Conveyor Belt of Love: More Like Conveyor Belt of Barf

Network reality television has a new bottom feeder, and its name is Conveyor Belt of Love. Never before has television sunk to such depths in the name of "entertainment," regurgitating up a Dating Game knock off on a change-in-the-couch-cushions budget.

And I watched every minute of it. My thumb was on the remote, just itching to change the channel to something slightly more intellectually stimulating, perhaps a Jay Leno monologue, but it never happened.

Here's the premise: Five women form a panel in front of which men are trotted out, one at a time, on a conveyor belt. I repeat: a conveyor belt! Each gal holds up a sign that indicates whether or not she's interested in the dude, and if multiple ladies show interest, the man chooses between them. As more men are shoveled out, the women can "upgrade" their picks. One the entire herd of men has passed, the ladies go out on a date with their chosen ones, and surprise! Things don't always go as planned.

The show looks like it's filmed in someone's garage and doesn't care about dazzling intros, B-roll, or lavish set pieces. There isn't even a host! It's five chairs and a conveyor belt. And loads of attention-starved wannabe actors.

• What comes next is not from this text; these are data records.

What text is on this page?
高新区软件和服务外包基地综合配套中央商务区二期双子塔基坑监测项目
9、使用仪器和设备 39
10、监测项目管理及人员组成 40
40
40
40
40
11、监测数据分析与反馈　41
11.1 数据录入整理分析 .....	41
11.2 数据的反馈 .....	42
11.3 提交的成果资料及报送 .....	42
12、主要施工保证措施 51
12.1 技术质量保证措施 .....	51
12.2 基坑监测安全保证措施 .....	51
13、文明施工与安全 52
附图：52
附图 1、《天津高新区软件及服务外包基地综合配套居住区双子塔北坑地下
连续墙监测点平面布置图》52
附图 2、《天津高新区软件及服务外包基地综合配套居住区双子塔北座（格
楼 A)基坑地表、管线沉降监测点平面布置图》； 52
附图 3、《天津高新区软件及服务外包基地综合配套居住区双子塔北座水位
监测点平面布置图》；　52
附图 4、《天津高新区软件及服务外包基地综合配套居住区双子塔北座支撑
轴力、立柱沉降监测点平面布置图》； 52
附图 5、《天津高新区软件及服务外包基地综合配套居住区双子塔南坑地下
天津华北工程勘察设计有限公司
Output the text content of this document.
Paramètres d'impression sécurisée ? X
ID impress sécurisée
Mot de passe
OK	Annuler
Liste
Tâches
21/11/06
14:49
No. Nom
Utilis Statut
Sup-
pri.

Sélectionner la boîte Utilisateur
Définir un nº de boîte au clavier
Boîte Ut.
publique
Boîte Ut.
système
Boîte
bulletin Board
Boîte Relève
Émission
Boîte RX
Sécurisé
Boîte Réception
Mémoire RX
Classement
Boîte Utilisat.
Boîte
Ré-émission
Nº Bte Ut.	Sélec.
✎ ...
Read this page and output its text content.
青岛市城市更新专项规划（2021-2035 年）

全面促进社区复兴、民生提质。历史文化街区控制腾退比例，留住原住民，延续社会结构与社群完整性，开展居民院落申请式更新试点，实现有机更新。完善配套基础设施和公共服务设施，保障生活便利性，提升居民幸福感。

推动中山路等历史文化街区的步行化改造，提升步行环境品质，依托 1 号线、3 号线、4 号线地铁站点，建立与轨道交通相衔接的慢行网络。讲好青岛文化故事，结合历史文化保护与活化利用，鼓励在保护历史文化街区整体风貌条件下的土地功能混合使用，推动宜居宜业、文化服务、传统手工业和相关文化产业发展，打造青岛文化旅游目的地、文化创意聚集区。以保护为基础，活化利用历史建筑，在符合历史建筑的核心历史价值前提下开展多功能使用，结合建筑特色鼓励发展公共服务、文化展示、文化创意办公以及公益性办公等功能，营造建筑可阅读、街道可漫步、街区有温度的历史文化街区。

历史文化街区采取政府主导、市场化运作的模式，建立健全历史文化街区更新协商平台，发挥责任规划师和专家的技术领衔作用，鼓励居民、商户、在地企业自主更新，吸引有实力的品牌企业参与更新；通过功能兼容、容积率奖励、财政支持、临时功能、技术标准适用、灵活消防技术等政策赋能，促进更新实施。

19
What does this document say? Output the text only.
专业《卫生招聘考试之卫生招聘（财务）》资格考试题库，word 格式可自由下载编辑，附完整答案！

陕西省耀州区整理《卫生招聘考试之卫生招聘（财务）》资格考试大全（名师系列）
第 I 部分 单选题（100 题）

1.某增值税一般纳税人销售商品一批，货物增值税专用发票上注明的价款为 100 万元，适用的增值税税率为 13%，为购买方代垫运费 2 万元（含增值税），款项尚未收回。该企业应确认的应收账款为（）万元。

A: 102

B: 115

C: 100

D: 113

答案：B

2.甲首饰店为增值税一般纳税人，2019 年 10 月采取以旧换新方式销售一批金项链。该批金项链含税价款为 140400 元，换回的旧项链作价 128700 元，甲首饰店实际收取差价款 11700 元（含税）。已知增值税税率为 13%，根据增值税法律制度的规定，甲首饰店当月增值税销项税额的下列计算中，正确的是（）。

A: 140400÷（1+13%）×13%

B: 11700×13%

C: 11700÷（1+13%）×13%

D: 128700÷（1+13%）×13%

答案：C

What makes the show work (at least for one viewing) is its complete lack of dignity. It's even more shameless than ABC's other low point, Dating in the Dark. There's no illusion of true love or finding "the one" (which its lead-in The Bachelor, has in spades). Conveyor Belt of Love is just a meat market. A meat market filled with maggot-infested carrion.

Take the star of the show from last night, for example. Keiko, a 23-year-old petite Asian woman, is the type of person you try and avoid in real life, but love to watch on TV. All she cares about is getting down; brains need not apply. She chose her mate because he came out in a Speedo and was carrying a tiny mutt. Her reasoning for snagging him while the other gals gagged? She loves hot men and she loves her own dog. Someone needs to get this girl her own show.

By no means take this article as a ringing endorsement. Conveyor Belt of Love is absolutely horrible. But that's exactly why should watch. If you like watching the trainwrecks on American Idol, Conveyor Belt of Love is right up your alley.

It's unclear whether Conveyor Belt of Love will be back (it aired as a "special"), but given its decent ratings last night, ABC is surely combing the streets for more attention whores. But as for me, I think I've seen enough.